How about marijuana? That’s absurd. Not only is it still illegal at the federal level, but it may be addictive and detrimental to their health, although some research suggests it has many health benefits, it could replace opioids for some conditions, and maybe even help wean clients off of opioids.

What about alcohol? That is legal, after all, and many people drink without experiencing substance use disorder. Don’t be silly. Research shows that when a person with addiction is denied their drug or substance of choice—such as opioid addicts who have been given the opioid antagonist Vivitrol and cannot get high from opioids—they switch to other available substances.

So why allow smoking tobacco containing nicotine in recovery centers?
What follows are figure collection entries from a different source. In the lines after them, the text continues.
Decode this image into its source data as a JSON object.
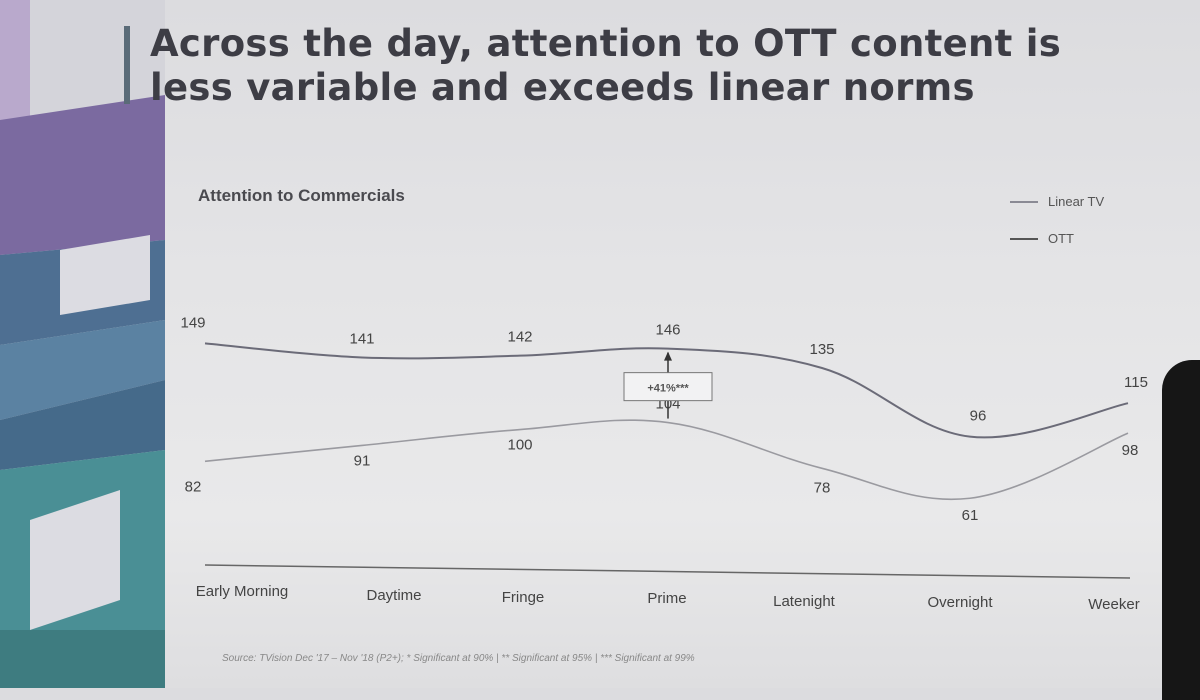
{
  "title": "Across the day, attention to OTT content is\nless variable and exceeds linear norms",
  "source": "Source: TVision Dec '17 – Nov '18 (P2+); * Significant at 90% | ** Significant at 95% | *** Significant at 99%",
  "colors": {
    "linear": "#6b6b78",
    "ott": "#9a9aa0",
    "title_bar": "#5a6b78"
  },
  "chart_data": {
    "type": "line",
    "title": "Attention to Commercials",
    "categories": [
      "Early Morning",
      "Daytime",
      "Fringe",
      "Prime",
      "Latenight",
      "Overnight",
      "Weeker"
    ],
    "series": [
      {
        "name": "Linear TV",
        "values": [
          149,
          141,
          142,
          146,
          135,
          96,
          115
        ]
      },
      {
        "name": "OTT",
        "values": [
          82,
          91,
          100,
          104,
          78,
          61,
          98
        ]
      }
    ],
    "annotation": {
      "category": "Prime",
      "label": "+41%***"
    },
    "legend_position": "top-right",
    "grid": false
  }
}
It doesn’t seem to make sense because:

  • Nicotine is about as addictive as heroin (some say a little less, some say more).
  • Clients of residential recovery centers denied all other intoxicants smoke like chimneys (it is available), which can slow down recovery.
  • Tobacco definitely has detrimental health effects. It may not kill you as fast as opioid addiction, but most studies say it kills more people in a year.
  • Research suggests that clients with addiction who stop smoking at the same time are more likely—a “25 percent better chance, according to one study—to remain off drugs in the long term than those who continue to smoke.

So, why?

Well, according to the Centers for Disease Control and Prevention (CDC) and the Substance Abuse and Mental Health Services Administration (SAMHSA), 35 percent dont. For the other two-thirds, the usual reason proffered is that social workers and others who favor increased access to addiction recovery services fear that if you ask addicts to give up smoking, too, they will not seek treatment for the more immediately serious addiction.

Is that true?

It’s not clear. In 2008, Newsweek reported thatNew York became the first state in the country to ban smoking at all addiction recovery centers”. (The American Society of Addiction Medicine agreed with the decision.) A later analysis found that fewer than 5 percent refused to enter treatment with a tobacco ban.

Five percent is not nothing, and one life lost is one too many, but many who enter rehab relapse or drop out anyway. Based in part on New York’s experience, Philadelphia implemented its own ban on Jan. 1, with similar hand-wringing from opponents.

It seems needed. The Philadelphia Inquirer reported that “about 69 percent of Philadelphians with substance-use disorders smoke, as opposed to only 22 percent of people who don’t abuse alcohol or drugs.

According to a National Institute on Alcohol Abuse and Alcoholism study, as many as 80 percent of people in drug rehab want to quit smoking.

If a smoking ban is a barrier to entering rehab, it doesn’t seem like much of one. Much higher barriers include the relative lack of available beds in residential rehabs, not being able to afford it (no insurance or not enough coverage), and the stigma of even needing rehab.

I wonder if part of the problem is that some substance abuse providers don’t want to give up smoking themselves.

We’ve banned smoking in hospitals, mental health centers, federal prisons, restaurants, public housing, and most government buildings, to name a few. It may be time to extend that ban to rehabs.